# how do you replace the in-cabin microfilter?



## sunnysentra (Jul 24, 2002)

guys, i just got a new filter and how do you replace it? Do you have to remove the glovebox, or pull apart the plastic under the dash on the passenger side? Any pics of someone who replaced it or a nissan diagram to replace it? 

thanks 
Chris 03 SE-R


----------



## BLKV03 (Jul 26, 2004)

you have to take out the glove box then there is a snap panal you have to take off then the filter is in there.....


----------



## Outkast (Jan 29, 2006)

It's real easy, just pull the glove box out from it's bump stops and let it hang there. Right behind that is the HVAC assembly. You'll see a rectangular panal with clips, just pop that panal off and pull the old filter out. Install in reverse.


----------



## sunnysentra (Jul 24, 2002)

Thats what I did, I pulled the glove box tabs, yanked it out, pulled the black trim panel off, and snapped off the cover. That filter was so bad, I cannot believe if you never had one in, it was jet black. Bugs and pine needles, its incredible what was in there. the air does not smell either anymore. Also, they include the procedure in the filter to replace it. Sorry to bug you guys, I did not want to go pulling the whole dash apart for this if I did not have to. It was pretty easy. 

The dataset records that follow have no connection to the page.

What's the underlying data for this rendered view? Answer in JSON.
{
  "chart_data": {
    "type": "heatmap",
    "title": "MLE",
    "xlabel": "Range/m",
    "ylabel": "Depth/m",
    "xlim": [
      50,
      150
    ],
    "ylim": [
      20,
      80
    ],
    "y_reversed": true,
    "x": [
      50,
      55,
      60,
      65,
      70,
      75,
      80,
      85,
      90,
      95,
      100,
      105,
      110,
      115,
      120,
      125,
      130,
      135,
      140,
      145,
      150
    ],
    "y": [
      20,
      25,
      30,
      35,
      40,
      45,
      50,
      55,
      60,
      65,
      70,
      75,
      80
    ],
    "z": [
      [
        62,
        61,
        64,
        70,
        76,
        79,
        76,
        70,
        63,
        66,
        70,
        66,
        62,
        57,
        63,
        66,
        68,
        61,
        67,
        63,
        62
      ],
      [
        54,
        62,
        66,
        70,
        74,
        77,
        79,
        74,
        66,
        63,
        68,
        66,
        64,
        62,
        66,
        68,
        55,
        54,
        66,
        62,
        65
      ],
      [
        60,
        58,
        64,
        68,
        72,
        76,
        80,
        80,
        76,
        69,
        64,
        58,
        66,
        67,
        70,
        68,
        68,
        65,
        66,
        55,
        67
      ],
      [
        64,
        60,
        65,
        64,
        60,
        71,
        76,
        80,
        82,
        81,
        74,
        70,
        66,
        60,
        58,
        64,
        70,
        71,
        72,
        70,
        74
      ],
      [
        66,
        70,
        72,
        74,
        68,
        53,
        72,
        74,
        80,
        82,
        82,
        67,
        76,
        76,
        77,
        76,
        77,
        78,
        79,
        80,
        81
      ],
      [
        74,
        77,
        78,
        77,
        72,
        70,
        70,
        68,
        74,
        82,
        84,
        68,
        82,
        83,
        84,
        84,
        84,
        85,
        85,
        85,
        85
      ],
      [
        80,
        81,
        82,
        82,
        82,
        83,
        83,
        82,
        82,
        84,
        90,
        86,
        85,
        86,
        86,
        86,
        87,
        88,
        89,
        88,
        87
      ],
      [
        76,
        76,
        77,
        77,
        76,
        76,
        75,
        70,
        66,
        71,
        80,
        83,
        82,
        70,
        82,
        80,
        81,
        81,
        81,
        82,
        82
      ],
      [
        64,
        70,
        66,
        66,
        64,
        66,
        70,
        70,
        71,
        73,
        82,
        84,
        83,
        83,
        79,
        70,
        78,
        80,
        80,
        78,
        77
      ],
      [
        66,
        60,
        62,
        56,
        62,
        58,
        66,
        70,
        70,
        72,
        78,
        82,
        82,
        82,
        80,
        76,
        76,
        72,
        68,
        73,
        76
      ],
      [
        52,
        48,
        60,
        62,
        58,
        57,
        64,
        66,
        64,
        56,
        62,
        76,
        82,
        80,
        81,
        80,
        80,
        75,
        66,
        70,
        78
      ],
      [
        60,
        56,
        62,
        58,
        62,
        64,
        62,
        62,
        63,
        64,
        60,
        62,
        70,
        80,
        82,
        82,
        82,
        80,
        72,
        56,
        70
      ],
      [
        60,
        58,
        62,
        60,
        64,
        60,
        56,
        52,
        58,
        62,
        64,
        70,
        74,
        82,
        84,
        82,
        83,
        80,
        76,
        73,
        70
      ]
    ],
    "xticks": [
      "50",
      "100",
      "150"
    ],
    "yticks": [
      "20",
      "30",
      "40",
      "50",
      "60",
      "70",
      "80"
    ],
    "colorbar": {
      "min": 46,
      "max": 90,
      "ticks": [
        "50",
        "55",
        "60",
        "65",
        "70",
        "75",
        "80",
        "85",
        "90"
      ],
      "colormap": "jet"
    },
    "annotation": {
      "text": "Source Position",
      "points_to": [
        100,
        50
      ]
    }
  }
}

REPLACE THAT FILTER! Trust me you all want to do this. it makes a world of difference. I should have pulled it before. I have 32,000 on that thing. I am pulling it out every year and replacing it! 

Thanks for the input
Chris


----------



## spacemidget (Sep 5, 2007)

Does the air flow up or down in the sentra? Want to make sure I installed it correctly.


----------



## nismohater (Sep 5, 2007)

mine didn't have one in there for some reason, but it did make a difference when i put one in


----------